Unbagging the Cats 1

Unbagging the Cats 1

Tuesday, January 17, 2012

Val Takes on the Movie Business

I'm starting a new subgenre of horror movie. No more walking undead for me. Get comfortable on your couch. Make sure you have a blanket to hide under during the unbearably scary parts. You might even want to leave the lights on. And make sure you heed the warning before the opening credits: If you are pregnant, have pain or injuries in your back or neck, or have a heart condition, you should not watch this movie. Okay. Everybody set? Got the popcorn and SnoCaps and Diet Coke within reach? Let's roll it.

THE UNRESTED


A woman lolls in a cheap blue recliner in front of a big-screen TV in a dark basement. Her mouth sags open. A hideous sound emanates from her nasal cavities. The plain, school-issue-looking clock on the wall shows 12:50. The woman startles awake. She sees a local chief meteorologist on the big screen, crying gloom and doom about a wave of severe thunderstorms. "Hmm...I think I'll just stay up a few more minutes and see I'm going to die tonight."

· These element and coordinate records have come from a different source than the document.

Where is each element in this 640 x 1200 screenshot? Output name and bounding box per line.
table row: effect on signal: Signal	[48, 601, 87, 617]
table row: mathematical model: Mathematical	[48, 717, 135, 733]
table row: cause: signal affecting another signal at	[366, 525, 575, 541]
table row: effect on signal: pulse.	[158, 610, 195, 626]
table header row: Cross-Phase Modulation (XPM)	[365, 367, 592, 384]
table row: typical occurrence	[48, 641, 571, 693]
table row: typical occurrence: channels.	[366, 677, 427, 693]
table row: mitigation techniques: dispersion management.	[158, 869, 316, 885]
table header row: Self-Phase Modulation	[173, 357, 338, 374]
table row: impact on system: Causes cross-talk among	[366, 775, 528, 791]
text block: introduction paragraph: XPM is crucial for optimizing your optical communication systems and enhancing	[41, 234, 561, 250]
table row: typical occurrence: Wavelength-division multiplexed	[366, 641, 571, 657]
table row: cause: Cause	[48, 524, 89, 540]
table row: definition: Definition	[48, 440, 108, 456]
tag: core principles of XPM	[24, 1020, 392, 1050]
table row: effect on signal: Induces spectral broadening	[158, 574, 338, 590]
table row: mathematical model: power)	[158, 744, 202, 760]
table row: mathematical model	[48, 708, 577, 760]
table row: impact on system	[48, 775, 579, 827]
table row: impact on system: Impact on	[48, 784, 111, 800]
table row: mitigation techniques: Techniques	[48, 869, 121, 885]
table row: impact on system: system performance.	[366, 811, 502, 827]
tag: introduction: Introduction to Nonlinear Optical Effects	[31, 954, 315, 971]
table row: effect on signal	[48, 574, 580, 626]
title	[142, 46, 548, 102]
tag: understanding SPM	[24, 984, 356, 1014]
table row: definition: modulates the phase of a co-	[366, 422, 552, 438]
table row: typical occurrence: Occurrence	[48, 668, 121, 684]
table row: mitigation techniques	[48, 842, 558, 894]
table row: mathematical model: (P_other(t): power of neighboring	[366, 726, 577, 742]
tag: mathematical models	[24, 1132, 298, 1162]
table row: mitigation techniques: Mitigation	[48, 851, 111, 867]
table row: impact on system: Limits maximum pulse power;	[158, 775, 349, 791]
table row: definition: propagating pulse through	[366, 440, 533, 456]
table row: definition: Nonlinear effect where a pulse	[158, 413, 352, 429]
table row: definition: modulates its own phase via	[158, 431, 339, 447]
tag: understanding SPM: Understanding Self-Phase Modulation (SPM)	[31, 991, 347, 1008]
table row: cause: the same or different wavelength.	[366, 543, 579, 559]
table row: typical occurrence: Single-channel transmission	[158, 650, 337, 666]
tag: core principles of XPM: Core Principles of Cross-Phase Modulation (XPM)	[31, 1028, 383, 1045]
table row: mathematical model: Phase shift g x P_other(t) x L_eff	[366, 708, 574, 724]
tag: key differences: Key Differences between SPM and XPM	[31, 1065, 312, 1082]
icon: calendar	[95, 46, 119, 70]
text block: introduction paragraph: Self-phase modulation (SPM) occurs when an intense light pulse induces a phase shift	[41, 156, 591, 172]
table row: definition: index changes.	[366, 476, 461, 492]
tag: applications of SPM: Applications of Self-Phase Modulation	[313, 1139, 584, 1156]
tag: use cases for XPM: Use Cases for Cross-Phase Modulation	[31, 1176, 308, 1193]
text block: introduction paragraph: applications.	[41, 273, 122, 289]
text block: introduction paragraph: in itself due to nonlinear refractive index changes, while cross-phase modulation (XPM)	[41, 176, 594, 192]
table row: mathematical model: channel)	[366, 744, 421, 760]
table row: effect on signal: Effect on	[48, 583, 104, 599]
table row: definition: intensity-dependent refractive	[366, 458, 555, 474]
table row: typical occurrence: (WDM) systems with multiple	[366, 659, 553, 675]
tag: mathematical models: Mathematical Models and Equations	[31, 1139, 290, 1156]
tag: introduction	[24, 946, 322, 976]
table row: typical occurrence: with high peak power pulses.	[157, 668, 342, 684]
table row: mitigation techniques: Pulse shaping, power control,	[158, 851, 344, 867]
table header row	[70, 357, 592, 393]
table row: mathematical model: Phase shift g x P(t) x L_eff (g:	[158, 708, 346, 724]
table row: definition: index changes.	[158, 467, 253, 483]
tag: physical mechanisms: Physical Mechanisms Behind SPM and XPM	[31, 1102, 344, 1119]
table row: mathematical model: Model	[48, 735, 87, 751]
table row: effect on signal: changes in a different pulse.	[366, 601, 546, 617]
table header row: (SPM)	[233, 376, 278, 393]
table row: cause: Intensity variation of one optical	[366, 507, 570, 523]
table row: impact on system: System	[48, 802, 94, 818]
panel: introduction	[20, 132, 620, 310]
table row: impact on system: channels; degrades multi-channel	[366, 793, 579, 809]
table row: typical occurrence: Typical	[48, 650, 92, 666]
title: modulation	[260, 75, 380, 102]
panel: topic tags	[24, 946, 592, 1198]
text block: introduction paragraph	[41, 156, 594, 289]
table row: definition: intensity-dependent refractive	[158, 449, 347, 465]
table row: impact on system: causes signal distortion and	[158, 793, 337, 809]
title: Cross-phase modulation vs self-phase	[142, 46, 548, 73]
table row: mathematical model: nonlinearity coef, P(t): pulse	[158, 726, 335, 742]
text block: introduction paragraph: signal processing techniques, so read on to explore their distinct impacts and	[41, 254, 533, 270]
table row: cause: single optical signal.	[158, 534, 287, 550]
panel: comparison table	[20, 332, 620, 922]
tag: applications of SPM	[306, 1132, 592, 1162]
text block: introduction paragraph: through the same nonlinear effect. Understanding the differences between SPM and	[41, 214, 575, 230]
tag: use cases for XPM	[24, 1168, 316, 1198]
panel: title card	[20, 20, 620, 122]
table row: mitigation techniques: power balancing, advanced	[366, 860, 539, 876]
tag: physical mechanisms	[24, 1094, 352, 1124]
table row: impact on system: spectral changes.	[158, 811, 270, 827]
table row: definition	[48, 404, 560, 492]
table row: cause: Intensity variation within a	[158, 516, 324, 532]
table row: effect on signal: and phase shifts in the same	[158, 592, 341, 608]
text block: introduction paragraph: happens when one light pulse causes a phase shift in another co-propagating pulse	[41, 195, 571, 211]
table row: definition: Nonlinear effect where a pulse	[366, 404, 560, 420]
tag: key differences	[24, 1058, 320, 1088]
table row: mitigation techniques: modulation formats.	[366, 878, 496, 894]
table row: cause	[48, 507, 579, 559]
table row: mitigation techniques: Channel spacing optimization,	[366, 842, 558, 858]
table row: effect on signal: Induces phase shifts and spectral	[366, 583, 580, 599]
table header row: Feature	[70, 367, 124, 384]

The clock strikes four. No. It's a cheap clock. The big hand moves to the twelve, while the little hand stays on four. "Gosh! I need to get to bed. I have to get up in fifty minutes." The woman shuffles upstairs. As she rounds the newel post, objects crash on the children's end of the house. She slides her feet along the carpet, hair on the back of her neck on end. An unkind person might say her hackles are up. In the dim light of the 25-watt bulbs her husband insists on using, both boys lay sleeping. Nothing is out of place. The bathroom gives up no secrets.


The woman dresses for bed. Where she remains awake until 4:35, thoughts of tornadoes and night bumpings dancing in her head. At the alarm, she rises to begin her day. Unrested.


Objects slip through her fingers with ruthless abandon. If she was Rooster Cogburn's son, Horace, she might have broke forty cup. At work, a colleague asks if she's okay. "You really don't look good." She muddles on. 


A discussion ensues with the class that wishes for a society with no rules. "How come you say there is no smoking on school property, yet we see a million cigarette butts out back?"


"Well. It's probably from adults going outside to smoke during basketball games."

"Then you can't say there is no smoking on school grounds."

"I can say anything I want. The fact that people smoke when they shouldn't does not change the rule. What do you think will happen, the police will show up to arrest the smokers?"


"I don't know. But you can't say there's a law against smoking on school property."


"There's a law against driving without a driver's license. But you sit here and talk about driving. And you don't have your license. Does that mean the law does not exist? I think not."


With order restored, the woman abandons the sandwich she brought for lunch, and repasts on hard-as-a-rock grilled cheese, and mini ravioli. The day goes downhill from there. She bandies words over the difference between a mouse in a Big Mac bun bag, as opposed to a rat. Which requires pictorial evidence of the Foot Locker rat in the Bronx, a capybara, and a nutria. In a totally unrelated incident in a later class, she is asked if she would like to see "my skink's tongue." Well of course. For the record, the skink's tongue is navy blue. In contrast to the orange babyfood it is lapping up. The woman's day is capped off with a horrendous cartwheeling near-face-plant after stubbing her toe on the leg of a wayward chair that a student insists on shoving into the main back-of-the-room thoroughfare.


After sleepdriving home like Clark Griswold in the Family Truckster after crossing from Illinois into Missouri, but without causing a pedestrian to yank a little fluffy dog to safety with its leash, the woman whips up some sustenance for her family, and retires to her office to write a script for her new horror subgenre: The Unrested.



6 comments:

Sioux Roslawski said...

That is a scary tale indeed. I'll have to keep my bra on my CPAP blowing, full throttle, to watch that horror flick.

stephen Hayes said...

Bless you for creating this new genre. I feel like I've been waiting for it a long time.

Linda O'Connell said...

You have company, and it is frightening.

Val said...

Sioux,
That is, perhaps, too much personal information. It frightens me. Maybe you need to start your very own Stephen-King-like franchise and pen some Penny Dreadfuls. You could call your series The Lost Comments.

*************
Stephen,
Yes. The world never knows what it's missing until I inform the masses.

*************
Linda,
I'm beginning to realize that. Just when I think it's stopped, a new paranormal event occurs. While eerie, it is not threatening.

Or maybe you are referring to the plethora of walking unrested. Which IS threatening.

Anonymous said...

Enjoyed reading that thanks :)

Val said...

Beelzebug,
It's always good when somebody enjoys reading your movie. Can't beat that with a stick, as we say here in Backroads.